Innovatività dello studio?


Questo studio risulta innovativo poiché in base ai dati di letteratura ad oggi pubblicati, questo è il primo studio clinico che ha dimostrato la sicurezza e l’efficacia di ALA come integratore alimentare in varie forme di dolore idiopatico, quali neuropatie, artralgie e fibromialgie a eziologia da identificare.


I risultati conseguiti e le ricadute sui medici di base?


Lo scopo di questo studio è stato quello di valutare la sicurezza e l'efficacia di ALA nella riduzione di diverse forme di dolore idiopatico. In questo studio clinico monocentrico, randomizzato, in doppio cieco, controllato con placebo, ALA è stato somministrato per via orale, per due mesi, a due dosi (800 e 400 mg/die), in 210 soggetti normoglicemici affetti da dolore idiopatico che non volevano o non potevano assumere farmaci antidolorifici. In particolare, poiché è noto che ALA ha un effetto euglicemizzante nei soggetti iperglicemici, lo studio ha valutato, come outcome primario, l’effetto sulla glicemia in soggetti normoglicemici e sulla riduzione del dolore. Inoltre, le possibili reazioni avverse (AR) sono state valutate utilizzando il modello raccomandato dall’Istituto Superiore di Sanità, Ministero della Salute. I risultati conseguiti dimostrano che dopo 2 mesi di trattamento, nessun soggetto ha riportato una diminuzione della glicemia o effetti avversi.
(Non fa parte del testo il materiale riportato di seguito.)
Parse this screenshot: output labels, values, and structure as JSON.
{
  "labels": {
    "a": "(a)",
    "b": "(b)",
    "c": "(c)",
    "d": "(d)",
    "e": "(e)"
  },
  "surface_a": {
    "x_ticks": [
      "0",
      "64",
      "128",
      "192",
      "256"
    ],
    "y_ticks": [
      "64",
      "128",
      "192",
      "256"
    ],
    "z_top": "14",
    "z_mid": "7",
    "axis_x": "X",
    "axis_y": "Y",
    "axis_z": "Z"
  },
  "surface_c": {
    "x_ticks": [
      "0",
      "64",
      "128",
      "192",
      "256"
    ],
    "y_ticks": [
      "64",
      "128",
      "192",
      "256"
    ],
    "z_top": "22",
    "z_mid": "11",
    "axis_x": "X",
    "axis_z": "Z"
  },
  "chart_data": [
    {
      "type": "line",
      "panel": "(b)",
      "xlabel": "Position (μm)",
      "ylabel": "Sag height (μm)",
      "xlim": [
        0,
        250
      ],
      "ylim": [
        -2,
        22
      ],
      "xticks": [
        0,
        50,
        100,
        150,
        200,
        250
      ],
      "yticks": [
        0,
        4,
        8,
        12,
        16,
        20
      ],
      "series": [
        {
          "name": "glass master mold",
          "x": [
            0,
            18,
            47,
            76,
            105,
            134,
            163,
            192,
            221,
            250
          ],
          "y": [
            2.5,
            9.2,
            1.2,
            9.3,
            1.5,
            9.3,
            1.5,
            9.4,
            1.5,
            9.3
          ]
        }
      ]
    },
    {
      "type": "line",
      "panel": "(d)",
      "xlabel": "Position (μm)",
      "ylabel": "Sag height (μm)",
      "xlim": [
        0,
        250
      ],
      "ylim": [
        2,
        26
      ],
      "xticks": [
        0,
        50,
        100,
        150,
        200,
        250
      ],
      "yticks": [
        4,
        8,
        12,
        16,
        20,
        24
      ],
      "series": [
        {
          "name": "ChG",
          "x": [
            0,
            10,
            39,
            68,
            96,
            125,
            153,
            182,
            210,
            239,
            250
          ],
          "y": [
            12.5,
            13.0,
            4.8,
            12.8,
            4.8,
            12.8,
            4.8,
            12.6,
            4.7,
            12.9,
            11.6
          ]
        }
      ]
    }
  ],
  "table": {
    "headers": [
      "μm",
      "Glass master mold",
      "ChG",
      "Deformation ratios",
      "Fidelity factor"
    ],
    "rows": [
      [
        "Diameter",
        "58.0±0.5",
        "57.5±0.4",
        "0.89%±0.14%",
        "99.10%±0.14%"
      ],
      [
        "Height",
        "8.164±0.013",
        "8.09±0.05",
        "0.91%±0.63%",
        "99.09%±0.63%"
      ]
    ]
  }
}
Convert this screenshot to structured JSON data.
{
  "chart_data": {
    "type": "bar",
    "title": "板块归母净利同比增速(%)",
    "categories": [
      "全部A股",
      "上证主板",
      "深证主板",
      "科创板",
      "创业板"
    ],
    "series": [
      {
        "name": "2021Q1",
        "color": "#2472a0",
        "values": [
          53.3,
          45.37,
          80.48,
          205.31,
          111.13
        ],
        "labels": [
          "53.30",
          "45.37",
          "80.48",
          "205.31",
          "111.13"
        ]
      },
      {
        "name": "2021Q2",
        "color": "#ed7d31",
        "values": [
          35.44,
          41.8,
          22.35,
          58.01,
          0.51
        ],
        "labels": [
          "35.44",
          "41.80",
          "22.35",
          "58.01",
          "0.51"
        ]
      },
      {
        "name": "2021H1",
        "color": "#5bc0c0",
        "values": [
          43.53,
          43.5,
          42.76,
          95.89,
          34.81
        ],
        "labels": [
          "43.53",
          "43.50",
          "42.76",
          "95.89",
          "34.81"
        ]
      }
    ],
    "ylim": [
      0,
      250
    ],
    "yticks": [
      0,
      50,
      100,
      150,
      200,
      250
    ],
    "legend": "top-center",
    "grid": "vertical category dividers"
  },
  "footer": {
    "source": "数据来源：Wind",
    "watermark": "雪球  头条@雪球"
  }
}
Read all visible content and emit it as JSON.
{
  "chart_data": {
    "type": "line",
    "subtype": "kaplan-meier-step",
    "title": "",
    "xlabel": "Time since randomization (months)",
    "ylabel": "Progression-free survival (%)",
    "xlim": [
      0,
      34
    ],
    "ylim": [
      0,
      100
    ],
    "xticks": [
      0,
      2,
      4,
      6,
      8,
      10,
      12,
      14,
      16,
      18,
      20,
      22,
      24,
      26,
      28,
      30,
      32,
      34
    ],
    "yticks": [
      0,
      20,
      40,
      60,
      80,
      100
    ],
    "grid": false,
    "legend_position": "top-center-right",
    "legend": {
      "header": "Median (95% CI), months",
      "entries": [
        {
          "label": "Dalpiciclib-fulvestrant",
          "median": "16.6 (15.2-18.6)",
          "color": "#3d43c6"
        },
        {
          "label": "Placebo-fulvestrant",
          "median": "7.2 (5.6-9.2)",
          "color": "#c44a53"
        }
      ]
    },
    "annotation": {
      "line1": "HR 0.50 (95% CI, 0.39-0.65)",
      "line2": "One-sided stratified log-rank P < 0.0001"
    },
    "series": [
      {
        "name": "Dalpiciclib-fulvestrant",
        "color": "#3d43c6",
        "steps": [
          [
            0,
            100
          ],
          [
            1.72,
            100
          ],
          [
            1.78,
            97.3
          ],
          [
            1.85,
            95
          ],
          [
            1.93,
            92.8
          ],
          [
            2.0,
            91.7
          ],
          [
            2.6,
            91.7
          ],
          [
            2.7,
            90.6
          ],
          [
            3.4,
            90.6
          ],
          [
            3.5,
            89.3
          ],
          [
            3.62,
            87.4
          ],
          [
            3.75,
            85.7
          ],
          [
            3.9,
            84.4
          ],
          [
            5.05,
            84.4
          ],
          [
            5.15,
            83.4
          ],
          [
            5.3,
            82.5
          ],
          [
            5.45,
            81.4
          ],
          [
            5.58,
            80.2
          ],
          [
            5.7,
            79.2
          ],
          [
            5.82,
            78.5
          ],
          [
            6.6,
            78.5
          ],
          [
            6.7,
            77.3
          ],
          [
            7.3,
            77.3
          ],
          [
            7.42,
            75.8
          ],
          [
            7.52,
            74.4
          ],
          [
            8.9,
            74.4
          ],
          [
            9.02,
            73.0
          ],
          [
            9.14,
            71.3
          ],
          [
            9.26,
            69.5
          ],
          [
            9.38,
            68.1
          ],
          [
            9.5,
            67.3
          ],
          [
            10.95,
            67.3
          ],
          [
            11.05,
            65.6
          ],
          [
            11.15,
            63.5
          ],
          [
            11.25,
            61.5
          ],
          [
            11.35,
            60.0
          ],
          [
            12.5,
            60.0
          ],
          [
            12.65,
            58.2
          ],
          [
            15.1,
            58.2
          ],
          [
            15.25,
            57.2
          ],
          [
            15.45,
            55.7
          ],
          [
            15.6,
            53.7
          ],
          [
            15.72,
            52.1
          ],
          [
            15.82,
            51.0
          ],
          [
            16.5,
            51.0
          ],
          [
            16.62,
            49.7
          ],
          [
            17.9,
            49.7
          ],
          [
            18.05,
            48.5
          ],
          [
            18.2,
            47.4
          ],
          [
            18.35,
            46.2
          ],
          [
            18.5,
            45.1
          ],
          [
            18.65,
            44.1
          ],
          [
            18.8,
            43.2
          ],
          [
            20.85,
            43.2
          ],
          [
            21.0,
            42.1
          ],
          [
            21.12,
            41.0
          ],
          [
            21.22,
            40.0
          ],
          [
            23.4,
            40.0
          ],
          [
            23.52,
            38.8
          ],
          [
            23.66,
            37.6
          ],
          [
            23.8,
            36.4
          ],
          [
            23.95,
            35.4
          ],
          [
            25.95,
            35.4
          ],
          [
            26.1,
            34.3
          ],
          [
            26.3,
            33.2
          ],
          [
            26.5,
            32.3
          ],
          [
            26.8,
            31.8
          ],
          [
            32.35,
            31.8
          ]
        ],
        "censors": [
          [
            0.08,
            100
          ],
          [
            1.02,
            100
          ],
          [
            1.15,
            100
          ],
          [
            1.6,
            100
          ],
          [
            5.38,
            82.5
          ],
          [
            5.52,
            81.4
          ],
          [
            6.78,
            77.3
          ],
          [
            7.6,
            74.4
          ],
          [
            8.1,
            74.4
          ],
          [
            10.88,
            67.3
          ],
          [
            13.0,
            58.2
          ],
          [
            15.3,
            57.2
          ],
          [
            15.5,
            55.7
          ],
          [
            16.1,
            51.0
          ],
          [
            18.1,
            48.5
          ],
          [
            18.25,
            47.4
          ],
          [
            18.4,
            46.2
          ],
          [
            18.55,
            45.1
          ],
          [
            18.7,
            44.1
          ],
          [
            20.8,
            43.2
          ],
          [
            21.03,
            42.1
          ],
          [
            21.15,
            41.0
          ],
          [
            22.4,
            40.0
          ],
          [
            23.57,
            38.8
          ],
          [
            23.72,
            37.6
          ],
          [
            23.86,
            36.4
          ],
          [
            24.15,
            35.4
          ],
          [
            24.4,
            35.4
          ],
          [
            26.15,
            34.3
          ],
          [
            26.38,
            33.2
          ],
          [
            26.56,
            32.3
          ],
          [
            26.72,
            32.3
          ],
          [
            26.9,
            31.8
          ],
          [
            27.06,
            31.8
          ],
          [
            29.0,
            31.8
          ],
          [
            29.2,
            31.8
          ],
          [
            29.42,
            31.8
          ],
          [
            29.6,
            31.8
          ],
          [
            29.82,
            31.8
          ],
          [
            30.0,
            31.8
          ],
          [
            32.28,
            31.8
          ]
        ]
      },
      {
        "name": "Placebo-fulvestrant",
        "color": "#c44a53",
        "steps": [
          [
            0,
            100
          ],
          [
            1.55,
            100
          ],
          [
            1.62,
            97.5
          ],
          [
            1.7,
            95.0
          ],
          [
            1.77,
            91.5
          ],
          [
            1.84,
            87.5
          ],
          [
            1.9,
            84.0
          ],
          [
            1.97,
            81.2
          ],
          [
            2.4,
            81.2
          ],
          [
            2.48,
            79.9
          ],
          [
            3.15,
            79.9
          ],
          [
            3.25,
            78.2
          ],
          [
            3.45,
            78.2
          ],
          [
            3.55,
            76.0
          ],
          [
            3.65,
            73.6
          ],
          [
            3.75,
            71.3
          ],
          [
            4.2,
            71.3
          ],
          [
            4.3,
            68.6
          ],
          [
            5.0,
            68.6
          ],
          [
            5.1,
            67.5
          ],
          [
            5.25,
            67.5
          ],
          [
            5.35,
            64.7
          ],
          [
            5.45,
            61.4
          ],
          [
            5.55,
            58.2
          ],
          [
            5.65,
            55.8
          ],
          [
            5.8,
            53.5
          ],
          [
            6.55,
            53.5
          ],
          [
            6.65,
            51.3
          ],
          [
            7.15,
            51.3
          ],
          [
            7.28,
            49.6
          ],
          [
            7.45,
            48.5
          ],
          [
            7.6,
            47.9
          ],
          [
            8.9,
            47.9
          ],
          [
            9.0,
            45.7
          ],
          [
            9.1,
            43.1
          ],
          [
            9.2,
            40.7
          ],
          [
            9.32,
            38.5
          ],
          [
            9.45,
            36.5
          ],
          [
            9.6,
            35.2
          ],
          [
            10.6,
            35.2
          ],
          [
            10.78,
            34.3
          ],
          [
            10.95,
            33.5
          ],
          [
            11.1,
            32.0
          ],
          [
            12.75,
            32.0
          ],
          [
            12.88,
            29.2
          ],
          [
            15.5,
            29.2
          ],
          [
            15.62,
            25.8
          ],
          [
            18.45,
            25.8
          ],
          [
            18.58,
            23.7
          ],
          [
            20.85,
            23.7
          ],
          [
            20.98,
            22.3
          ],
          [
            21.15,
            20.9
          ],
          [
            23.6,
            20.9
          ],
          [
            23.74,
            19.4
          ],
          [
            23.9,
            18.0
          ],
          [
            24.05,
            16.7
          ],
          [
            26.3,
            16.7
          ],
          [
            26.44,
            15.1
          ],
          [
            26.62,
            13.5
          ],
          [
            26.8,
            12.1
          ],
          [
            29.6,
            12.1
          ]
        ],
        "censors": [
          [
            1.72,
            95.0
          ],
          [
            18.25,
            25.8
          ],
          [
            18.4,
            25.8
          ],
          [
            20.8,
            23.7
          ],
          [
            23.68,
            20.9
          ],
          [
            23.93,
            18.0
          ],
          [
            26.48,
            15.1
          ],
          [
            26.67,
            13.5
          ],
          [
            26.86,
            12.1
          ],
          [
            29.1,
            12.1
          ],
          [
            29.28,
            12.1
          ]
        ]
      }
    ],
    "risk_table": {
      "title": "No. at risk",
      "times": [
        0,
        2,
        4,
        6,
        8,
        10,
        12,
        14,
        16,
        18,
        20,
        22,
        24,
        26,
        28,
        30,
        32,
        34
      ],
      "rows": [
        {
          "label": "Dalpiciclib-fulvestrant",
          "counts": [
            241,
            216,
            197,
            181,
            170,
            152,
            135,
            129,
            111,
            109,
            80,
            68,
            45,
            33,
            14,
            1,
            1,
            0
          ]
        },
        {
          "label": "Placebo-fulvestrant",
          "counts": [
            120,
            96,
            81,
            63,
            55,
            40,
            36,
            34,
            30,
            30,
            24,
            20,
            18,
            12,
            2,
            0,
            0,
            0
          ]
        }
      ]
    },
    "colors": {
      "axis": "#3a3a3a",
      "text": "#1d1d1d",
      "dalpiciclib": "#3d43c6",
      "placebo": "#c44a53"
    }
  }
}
Inoltre, i soggetti trattati mostrano ad entrambe le dosi una riduzione significativa del dolore rispetto al gruppo placebo. In conclusione, l’uso di ALA nel trattamento del dolore idiopatico potrebbe rappresentare per i medici di base e per gli specialisti una opzione sicura ed efficace da proporre ai pazienti che non vogliono oppure non possono assumere farmaci antidolorifici.